BILBAO 27 Ago. (EUROPA PRESS) – La presidenta del Partido Popular de Bizkaia, Amaya Fernández, ha lamentado este jueves que el euskera haya vuelto a ser utilizado como arma política y ha cuestionado que haya comenzado a utilizarse el concepto de «euskarafobia» durante fiestas como la Aste Nagusia de Bilbao, que no «son de todos, si hay ciudadanos que tienen que pedir permiso para utilizar su lengua, el castellano».
Fernández ha realizado estas declaraciones durante la visita a la Aste Nagusia de Bilbao de la portavoz del Partido Popular en el Congreso de los Diputados, Ester Muñoz, y el presidente del PP vasco, Javier De Andrés, quienes han compartido la jornada con afiliados, simpatizantes y cargos del PP de Bizkaia en la txosna Kaioak que instala el PP en fiestas en la capital vizcaína.

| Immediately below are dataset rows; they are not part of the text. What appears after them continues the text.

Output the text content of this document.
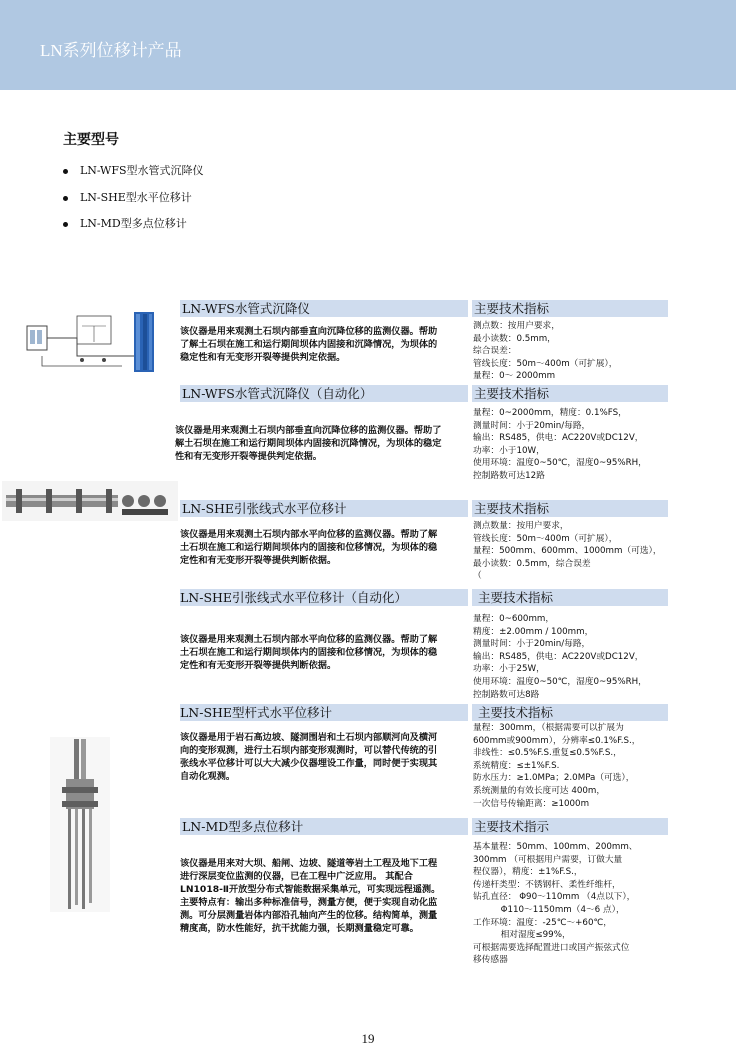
LN系列位移计产品
主要型号
LN-WFS型水管式沉降仪
LN-SHE型水平位移计
LN-MD型多点位移计
LN-WFS水管式沉降仪	主要技术指标
该仪器是用来观测土石坝内部垂直向沉降位移的监测仪器。帮助了解土石坝在施工和运行期间坝体内固接和沉降情况，为坝体的稳定性和有无变形开裂等提供判定依据。
测点数：按用户要求，
最小读数：0.5mm，
综合误差：
管线长度：50m～400m（可扩展），
量程：0～ 2000mm
LN-WFS水管式沉降仪（自动化）	主要技术指标
该仪器是用来观测土石坝内部垂直向沉降位移的监测仪器。帮助了解土石坝在施工和运行期间坝体内固接和沉降情况，为坝体的稳定性和有无变形开裂等提供判定依据。
量程：0~2000mm，精度：0.1%FS，
测量时间：小于20min/每路，
输出：RS485，供电：AC220V或DC12V，
功率：小于10W，
使用环境：温度0~50℃，湿度0~95%RH，
控制路数可达12路
LN-SHE引张线式水平位移计	主要技术指标
该仪器是用来观测土石坝内部水平向位移的监测仪器。帮助了解土石坝在施工和运行期间坝体内的固接和位移情况，为坝体的稳定性和有无变形开裂等提供判断依据。
测点数量：按用户要求，
管线长度：50m～400m（可扩展），
量程：500mm、600mm、1000mm（可选），
最小读数：0.5mm，综合误差
（
LN-SHE引张线式水平位移计（自动化）	主要技术指标
该仪器是用来观测土石坝内部水平向位移的监测仪器。帮助了解土石坝在施工和运行期间坝体内的固接和位移情况，为坝体的稳定性和有无变形开裂等提供判断依据。
量程：0~600mm，
精度：±2.00mm / 100mm，
测量时间：小于20min/每路，
输出：RS485，供电：AC220V或DC12V，
功率：小于25W，
使用环境：温度0~50℃，湿度0~95%RH，
控制路数可达8路
LN-SHE型杆式水平位移计	主要技术指标
该仪器是用于岩石高边坡、隧洞围岩和土石坝内部顺河向及横河向的变形观测，进行土石坝内部变形观测时，可以替代传统的引张线水平位移计可以大大减少仪器埋设工作量，同时便于实现其自动化观测。
量程：300mm，（根据需要可以扩展为
600mm或900mm），分辨率≤0.1%F.S.，
非线性：≤0.5%F.S.重复≤0.5%F.S.，
系统精度：≤±1%F.S.
防水压力：≥1.0MPa；2.0MPa（可选），
系统测量的有效长度可达 400m，
一次信号传输距离：≥1000m
LN-MD型多点位移计	主要技术指示
该仪器是用来对大坝、船闸、边坡、隧道等岩土工程及地下工程进行深层变位监测的仪器，已在工程中广泛应用。 其配合LN1018-Ⅱ开放型分布式智能数据采集单元，可实现远程遥测。主要特点有：输出多种标准信号，测量方便，便于实现自动化监测。可分层测量岩体内部沿孔轴向产生的位移。结构简单，测量精度高，防水性能好，抗干扰能力强，长期测量稳定可靠。
基本量程：50mm、100mm、200mm、
300mm （可根据用户需要，订做大量
程仪器），精度：±1%F.S.，
传递杆类型：不锈钢杆、柔性纤维杆，
钻孔直径： Φ90～110mm （4点以下），
Φ110～1150mm（4～6 点），
工作环境：温度：-25℃～+60℃，
相对湿度≤99%，
可根据需要选择配置进口或国产振弦式位
移传感器
19
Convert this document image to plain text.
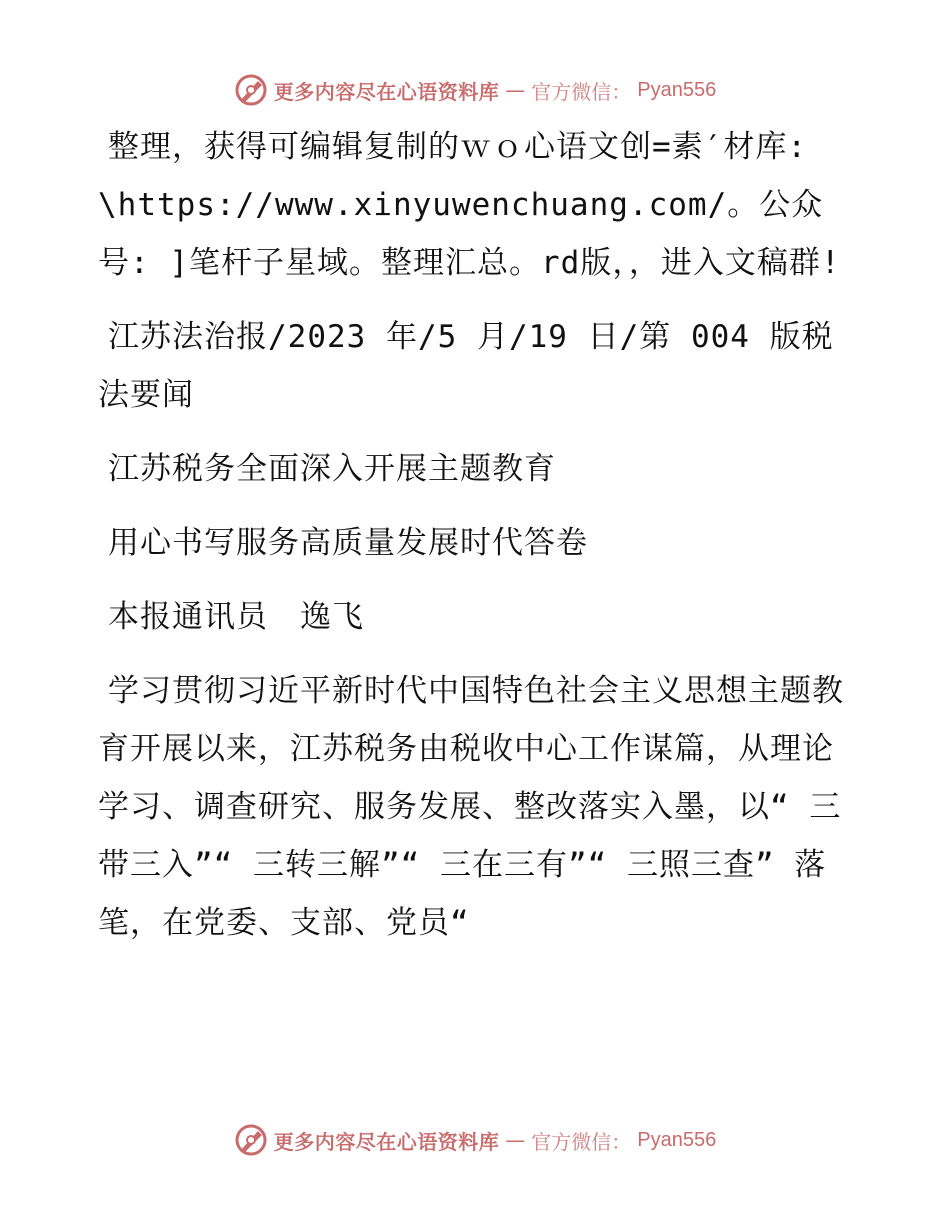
更多内容尽在心语资料库 — 官方微信： Pyan556

整理，获得可编辑复制的ｗｏ心语文创=素′材库: \https://www.xinyuwenchuang.com/。公众号: ]笔杆子星域。整理汇总。rd版，，进入文稿群!

江苏法治报/2023 年/5 月/19 日/第 004 版税法要闻

江苏税务全面深入开展主题教育

用心书写服务高质量发展时代答卷

本报通讯员　逸飞

学习贯彻习近平新时代中国特色社会主义思想主题教育开展以来，江苏税务由税收中心工作谋篇，从理论学习、调查研究、服务发展、整改落实入墨，以“ 三带三入”“ 三转三解”“ 三在三有”“ 三照三查” 落笔，在党委、支部、党员“

更多内容尽在心语资料库 — 官方微信： Pyan556
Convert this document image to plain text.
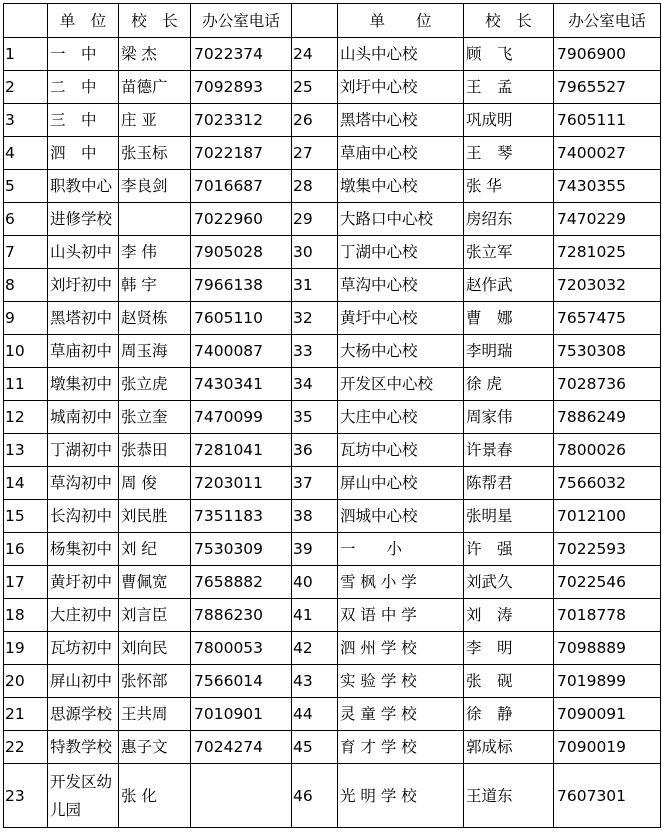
	单　位	校　长	办公室电话		单　　位	校　长	办公室电话
1	一　中	梁 杰	7022374	24	山头中心校	顾　飞	7906900
2	二　中	苗德广	7092893	25	刘圩中心校	王　孟	7965527
3	三　中	庄 亚	7023312	26	黑塔中心校	巩成明	7605111
4	泗　中	张玉标	7022187	27	草庙中心校	王　琴	7400027
5	职教中心	李良剑	7016687	28	墩集中心校	张 华	7430355
6	进修学校		7022960	29	大路口中心校	房绍东	7470229
7	山头初中	李 伟	7905028	30	丁湖中心校	张立军	7281025
8	刘圩初中	韩 宇	7966138	31	草沟中心校	赵作武	7203032
9	黑塔初中	赵贤栋	7605110	32	黄圩中心校	曹　娜	7657475
10	草庙初中	周玉海	7400087	33	大杨中心校	李明瑞	7530308
11	墩集初中	张立虎	7430341	34	开发区中心校	徐 虎	7028736
12	城南初中	张立奎	7470099	35	大庄中心校	周家伟	7886249
13	丁湖初中	张恭田	7281041	36	瓦坊中心校	许景春	7800026
14	草沟初中	周 俊	7203011	37	屏山中心校	陈帮君	7566032
15	长沟初中	刘民胜	7351183	38	泗城中心校	张明星	7012100
16	杨集初中	刘 纪	7530309	39	一　　小	许　强	7022593
17	黄圩初中	曹佩宽	7658882	40	雪 枫 小 学	刘武久	7022546
18	大庄初中	刘言臣	7886230	41	双 语 中 学	刘　涛	7018778
19	瓦坊初中	刘向民	7800053	42	泗 州 学 校	李　明	7098889
20	屏山初中	张怀部	7566014	43	实 验 学 校	张　砚	7019899
21	思源学校	王共周	7010901	44	灵 童 学 校	徐　静	7090091
22	特教学校	惠子文	7024274	45	育 才 学 校	郭成标	7090019
23	开发区幼儿园	张 化		46	光 明 学 校	王道东	7607301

La presidenta del PP vizcaíno ha defendido que el respeto a quienes hablan euskera debe ir acompañado del respeto a quienes utilizan habitualmente el castellano, ya que, ha remarcado, «en Bizkaia, la mayoría de la sociedad utiliza habitualmente el castellano». «Respetar a una minoría significa también respetar a esa mayoría», ha señalado.
Según ha dicho, el euskera «es un tesoro de nuestra tierra» y, precisamente por ello, «no puede convertirse en un arma arrojadiza para enfrentar a unos ciudadanos con otros», por lo que ha pedido que «deje de utilizarse políticamente» porque «no es patrimonio de los nacionalistas, sino patrimonio de todos los vascos».
La dirigente popular ha puesto como ejemplo diferentes situaciones vividas durante este verano en las fiestas vascas, como «el pregón íntegramente en euskera en Bilbao, ventanillas específicas para poder pedir en castellano en algunas txosnas, como ocurrió en Algorta, u obligaciones de comenzar la atención en barra en euskera».
«¿De verdad nuestras fiestas son de todos si una parte de los ciudadanos tiene que pedir permiso para utilizar su lengua habitual?», se ha preguntado, para denunciar a continuación que, frente a una sociedad vasca plural, «se construye un relato de victimización para justificar una vuelta de tuerca más en la imposición del euskera y para señalar como sospechosos a quienes no lo hablan».
En este punto, ha aludido al PNV, del que ha dicho que «aparca el discurso identitario cuando le conviene y lo agita cuando lo necesita», una postura de «endurecimiento de su discurso identitario» que ha relacionado con su «acercamiento» a EH Bildu. «El PNV lleva tiempo acercándose a Bildu y, ahora que ve próximas las elecciones, parece recuperar con más fuerza el discurso identitario», ha afirmado.
En este sentido, ha acusado al PNV de «aparcar» ese discurso «en aras de la convivencia cuando les conviene, y estimularlo cuando no», algo que ha calificado de «estrategia electoral muy peligrosa».
«Vuelven a agitar aquello que divide para intentar recuperar el terreno que Bildu les está comiendo», ha asegurado, cuando, desde su punto de vista, «las fiestas, nuestras calles y nuestra sociedad tienen que ser de todos: de quienes hablan euskera y de quienes hablan castellano».